The Hermitage today. At present the collections of the Hermitage number 2,600,000 items. These include about 15,000 paintings, 12,000 sculptures, 600,000 prints and drawings, over 600,000 archaeological exhibits, 1,000,000 coins and medals, and 220,000 items of applied art. Four hundred rooms are open to the public.
Origins and History
The Hermitage began in 1764 as a private court museum for its founder, the reclusive Czarina Catherine the Great (1762-96, who dubbed it "my hermitage". She herself initiated the collection by purchasing more than 200 paintings from Johann Ernst Gotzkowsky in 1763. Further collections were acquired, including: The Brühl collection (Saxony), The Crozat collection (France) and the Horace Walpole art collection (England) [negotiated by Christie's], among others. Later Czars continued to add to the museums treasures, particularly works of Classical Antiquity and Renaissance art from collectors throughout Europe. In the late 1840s, Czar Nicholas I (ruled 1825-55) commissioned a building to house the burgeoning collection of Greek, Roman, and Egyptian antiquities. Called The New Hermitage, it was opened to the public in 1852. One might say, however, that the real spiritual father of the Hermitage is Tsar Peter the Great, who ordered the construction of the city of St Petersburg during the era of Petrine art (1686-1725), and thus opened a 'window onto the West.' Catherine the Great merely took advantage of the situation created by her illustrious predecessor.
20th Century Expansion
Following the 1917 Revolution, all artworks in the possession of the Imperial Royal Family, together with many privately-owned collections of fine art, were proclaimed property of the Soviet state and transferred to the Hermitage and other museums. These included numerous Old Master paintings from the palaces around Moscow and Saint Petersburg. The process continued with the forcible acquisition of the private collections of Sergei Shchukin (1854-1936) and Ivan Morozov (1871-1921). On the other hand, during the years 1928-38, Stalin carelessly disposed of over 2,000 works of art, including priceless items like The Annunciation by Jan Van Eyck, Adoration of the Magi by Botticelli, Alba Madonna by Raphael, Venus with a Mirror by Titian, and numerous other works by Rembrandt, and sold a further 22 paintings to America.
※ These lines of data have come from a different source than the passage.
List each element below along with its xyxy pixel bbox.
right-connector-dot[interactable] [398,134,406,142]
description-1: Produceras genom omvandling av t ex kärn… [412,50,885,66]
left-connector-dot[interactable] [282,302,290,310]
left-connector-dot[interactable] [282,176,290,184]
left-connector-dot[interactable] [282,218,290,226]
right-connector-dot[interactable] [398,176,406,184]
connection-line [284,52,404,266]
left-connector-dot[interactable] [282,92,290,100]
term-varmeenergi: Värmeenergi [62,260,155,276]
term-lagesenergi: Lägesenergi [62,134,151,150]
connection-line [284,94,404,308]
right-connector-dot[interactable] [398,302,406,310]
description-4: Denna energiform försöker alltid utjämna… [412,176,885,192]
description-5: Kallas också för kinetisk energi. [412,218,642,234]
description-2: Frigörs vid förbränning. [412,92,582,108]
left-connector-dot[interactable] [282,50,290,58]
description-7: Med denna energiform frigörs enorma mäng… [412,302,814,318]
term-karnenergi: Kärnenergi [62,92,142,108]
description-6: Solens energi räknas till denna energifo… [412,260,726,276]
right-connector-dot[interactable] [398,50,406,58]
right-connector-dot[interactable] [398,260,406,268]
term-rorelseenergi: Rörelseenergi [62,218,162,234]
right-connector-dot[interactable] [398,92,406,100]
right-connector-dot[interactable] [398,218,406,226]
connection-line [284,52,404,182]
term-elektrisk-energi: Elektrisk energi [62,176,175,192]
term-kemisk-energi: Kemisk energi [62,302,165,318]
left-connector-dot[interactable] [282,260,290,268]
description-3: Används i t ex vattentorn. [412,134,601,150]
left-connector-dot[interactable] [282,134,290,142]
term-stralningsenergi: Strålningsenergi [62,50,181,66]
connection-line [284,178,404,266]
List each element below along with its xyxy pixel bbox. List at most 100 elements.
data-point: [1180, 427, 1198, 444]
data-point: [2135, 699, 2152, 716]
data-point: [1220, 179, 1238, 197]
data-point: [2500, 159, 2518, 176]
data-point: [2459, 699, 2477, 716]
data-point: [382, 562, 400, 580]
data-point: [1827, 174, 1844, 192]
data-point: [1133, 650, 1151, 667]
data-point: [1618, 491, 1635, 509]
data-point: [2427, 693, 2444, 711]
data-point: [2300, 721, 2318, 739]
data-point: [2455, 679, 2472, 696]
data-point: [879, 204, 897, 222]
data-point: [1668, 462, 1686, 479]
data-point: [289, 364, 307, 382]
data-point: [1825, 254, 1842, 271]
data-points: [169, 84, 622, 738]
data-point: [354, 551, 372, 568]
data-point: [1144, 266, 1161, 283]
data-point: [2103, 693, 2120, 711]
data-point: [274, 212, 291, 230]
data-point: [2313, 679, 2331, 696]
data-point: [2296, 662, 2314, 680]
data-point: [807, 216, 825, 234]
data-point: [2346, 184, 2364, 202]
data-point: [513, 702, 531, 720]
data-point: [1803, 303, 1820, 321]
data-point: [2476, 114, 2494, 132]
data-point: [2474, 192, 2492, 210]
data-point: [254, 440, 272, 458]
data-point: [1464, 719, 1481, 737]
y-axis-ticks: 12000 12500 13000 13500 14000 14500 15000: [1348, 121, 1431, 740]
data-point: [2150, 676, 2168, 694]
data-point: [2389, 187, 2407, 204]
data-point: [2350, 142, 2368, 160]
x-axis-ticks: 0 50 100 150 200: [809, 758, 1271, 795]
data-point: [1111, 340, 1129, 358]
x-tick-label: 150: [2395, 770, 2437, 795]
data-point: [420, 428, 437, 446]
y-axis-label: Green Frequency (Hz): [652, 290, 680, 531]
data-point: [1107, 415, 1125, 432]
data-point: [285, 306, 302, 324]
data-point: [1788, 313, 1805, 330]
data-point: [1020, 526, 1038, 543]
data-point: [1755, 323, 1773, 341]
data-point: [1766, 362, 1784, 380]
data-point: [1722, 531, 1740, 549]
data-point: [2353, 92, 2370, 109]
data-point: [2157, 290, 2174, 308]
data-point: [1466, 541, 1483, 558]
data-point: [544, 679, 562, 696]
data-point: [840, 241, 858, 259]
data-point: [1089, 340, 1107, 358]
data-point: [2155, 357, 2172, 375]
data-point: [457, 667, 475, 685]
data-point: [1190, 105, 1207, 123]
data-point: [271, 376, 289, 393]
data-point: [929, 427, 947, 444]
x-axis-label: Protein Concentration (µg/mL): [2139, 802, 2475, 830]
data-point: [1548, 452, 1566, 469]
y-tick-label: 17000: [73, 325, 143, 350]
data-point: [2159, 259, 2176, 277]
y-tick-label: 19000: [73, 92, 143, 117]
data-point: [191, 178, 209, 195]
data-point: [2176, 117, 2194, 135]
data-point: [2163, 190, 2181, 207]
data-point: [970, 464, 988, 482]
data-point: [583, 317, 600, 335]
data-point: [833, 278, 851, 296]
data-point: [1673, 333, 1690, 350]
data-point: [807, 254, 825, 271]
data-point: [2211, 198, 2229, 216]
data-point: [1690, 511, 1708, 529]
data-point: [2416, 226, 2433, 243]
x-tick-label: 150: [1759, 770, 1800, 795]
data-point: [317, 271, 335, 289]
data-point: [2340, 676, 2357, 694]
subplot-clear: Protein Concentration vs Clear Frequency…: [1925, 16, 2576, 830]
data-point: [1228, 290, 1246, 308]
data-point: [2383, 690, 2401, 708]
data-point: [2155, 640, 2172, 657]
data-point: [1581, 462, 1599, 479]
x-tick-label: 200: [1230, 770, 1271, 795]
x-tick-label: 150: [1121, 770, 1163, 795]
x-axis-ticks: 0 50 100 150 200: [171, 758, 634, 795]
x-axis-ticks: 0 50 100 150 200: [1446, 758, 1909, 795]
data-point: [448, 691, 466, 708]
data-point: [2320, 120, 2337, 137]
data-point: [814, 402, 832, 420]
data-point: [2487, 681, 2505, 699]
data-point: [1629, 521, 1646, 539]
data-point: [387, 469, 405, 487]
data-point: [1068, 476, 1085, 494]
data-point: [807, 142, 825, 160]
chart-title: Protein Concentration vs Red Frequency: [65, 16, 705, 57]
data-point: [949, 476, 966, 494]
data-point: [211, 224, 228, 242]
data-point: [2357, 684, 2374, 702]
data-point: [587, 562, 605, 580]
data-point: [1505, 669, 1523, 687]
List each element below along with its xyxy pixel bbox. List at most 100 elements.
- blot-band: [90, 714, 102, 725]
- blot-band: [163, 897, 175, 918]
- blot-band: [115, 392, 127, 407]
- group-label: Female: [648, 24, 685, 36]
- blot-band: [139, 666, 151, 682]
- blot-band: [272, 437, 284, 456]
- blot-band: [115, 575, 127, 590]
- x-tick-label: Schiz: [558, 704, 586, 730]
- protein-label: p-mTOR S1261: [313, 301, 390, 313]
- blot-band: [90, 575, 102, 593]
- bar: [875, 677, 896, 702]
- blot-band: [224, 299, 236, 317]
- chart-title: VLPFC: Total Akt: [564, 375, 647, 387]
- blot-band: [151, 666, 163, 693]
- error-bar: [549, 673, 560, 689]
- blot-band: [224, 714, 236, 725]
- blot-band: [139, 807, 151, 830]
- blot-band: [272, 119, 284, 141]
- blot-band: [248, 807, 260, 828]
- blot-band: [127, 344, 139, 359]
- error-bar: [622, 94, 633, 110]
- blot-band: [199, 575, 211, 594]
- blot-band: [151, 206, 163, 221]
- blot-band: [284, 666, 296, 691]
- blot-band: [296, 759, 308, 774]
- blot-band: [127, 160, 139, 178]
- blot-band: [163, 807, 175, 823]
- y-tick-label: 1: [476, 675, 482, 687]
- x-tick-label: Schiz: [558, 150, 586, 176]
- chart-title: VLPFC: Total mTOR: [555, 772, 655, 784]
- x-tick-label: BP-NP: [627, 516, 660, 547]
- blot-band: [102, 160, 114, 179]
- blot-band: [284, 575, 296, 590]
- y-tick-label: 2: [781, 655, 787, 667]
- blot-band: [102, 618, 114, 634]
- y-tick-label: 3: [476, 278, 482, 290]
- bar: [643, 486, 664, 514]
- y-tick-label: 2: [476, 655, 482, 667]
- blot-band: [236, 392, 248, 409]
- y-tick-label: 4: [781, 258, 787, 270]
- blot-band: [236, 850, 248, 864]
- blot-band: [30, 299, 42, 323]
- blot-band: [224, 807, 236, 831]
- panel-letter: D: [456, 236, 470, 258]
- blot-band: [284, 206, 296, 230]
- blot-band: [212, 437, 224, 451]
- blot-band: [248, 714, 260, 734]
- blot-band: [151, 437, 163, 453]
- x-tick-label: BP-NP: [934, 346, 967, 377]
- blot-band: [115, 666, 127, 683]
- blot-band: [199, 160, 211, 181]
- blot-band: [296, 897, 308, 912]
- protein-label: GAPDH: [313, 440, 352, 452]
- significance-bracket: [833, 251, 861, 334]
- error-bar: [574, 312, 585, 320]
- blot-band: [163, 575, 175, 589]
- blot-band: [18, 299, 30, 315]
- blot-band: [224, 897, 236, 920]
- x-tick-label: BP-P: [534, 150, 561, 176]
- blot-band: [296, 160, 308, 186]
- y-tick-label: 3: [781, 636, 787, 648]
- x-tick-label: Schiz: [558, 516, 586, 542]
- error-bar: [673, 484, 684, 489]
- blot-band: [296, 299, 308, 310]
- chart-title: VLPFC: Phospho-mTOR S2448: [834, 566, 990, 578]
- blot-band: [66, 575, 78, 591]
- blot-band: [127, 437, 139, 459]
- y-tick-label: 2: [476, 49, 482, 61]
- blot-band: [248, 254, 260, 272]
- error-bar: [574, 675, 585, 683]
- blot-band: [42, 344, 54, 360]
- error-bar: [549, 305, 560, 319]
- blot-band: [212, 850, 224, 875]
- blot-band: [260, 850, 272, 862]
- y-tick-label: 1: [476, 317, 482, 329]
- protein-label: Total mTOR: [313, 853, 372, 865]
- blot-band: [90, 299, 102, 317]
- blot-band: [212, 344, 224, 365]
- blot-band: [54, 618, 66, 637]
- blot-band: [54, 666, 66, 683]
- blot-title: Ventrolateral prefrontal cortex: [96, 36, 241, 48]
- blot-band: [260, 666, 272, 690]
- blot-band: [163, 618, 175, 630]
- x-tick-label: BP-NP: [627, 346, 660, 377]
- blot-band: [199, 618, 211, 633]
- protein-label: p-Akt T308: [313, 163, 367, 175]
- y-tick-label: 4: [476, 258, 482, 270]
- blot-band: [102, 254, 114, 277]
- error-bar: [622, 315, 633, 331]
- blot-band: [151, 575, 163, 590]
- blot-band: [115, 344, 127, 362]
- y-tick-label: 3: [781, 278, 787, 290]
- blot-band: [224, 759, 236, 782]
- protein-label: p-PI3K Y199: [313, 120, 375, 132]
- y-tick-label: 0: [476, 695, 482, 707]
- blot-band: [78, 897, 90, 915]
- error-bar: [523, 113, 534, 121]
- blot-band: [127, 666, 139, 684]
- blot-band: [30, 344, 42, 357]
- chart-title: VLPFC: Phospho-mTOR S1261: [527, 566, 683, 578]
However, after World War II the collection was significantly augmented by the seizure of 74 canvases of Impressionist and Post-Impressionist painting from private collections in Germany. Originally considered to be 'lost', these works were finally unveiled to the public in 1995.
Additional treasures, especially gold artifacts excavated by German archeologists from the Middle East at the turn of the century, were seized by the Soviet Red Army from museums in Berlin during 1945-6. Lastly, several Western artists, notably Henri Matisse, donated works of art to the USSR in the aftermath of the war.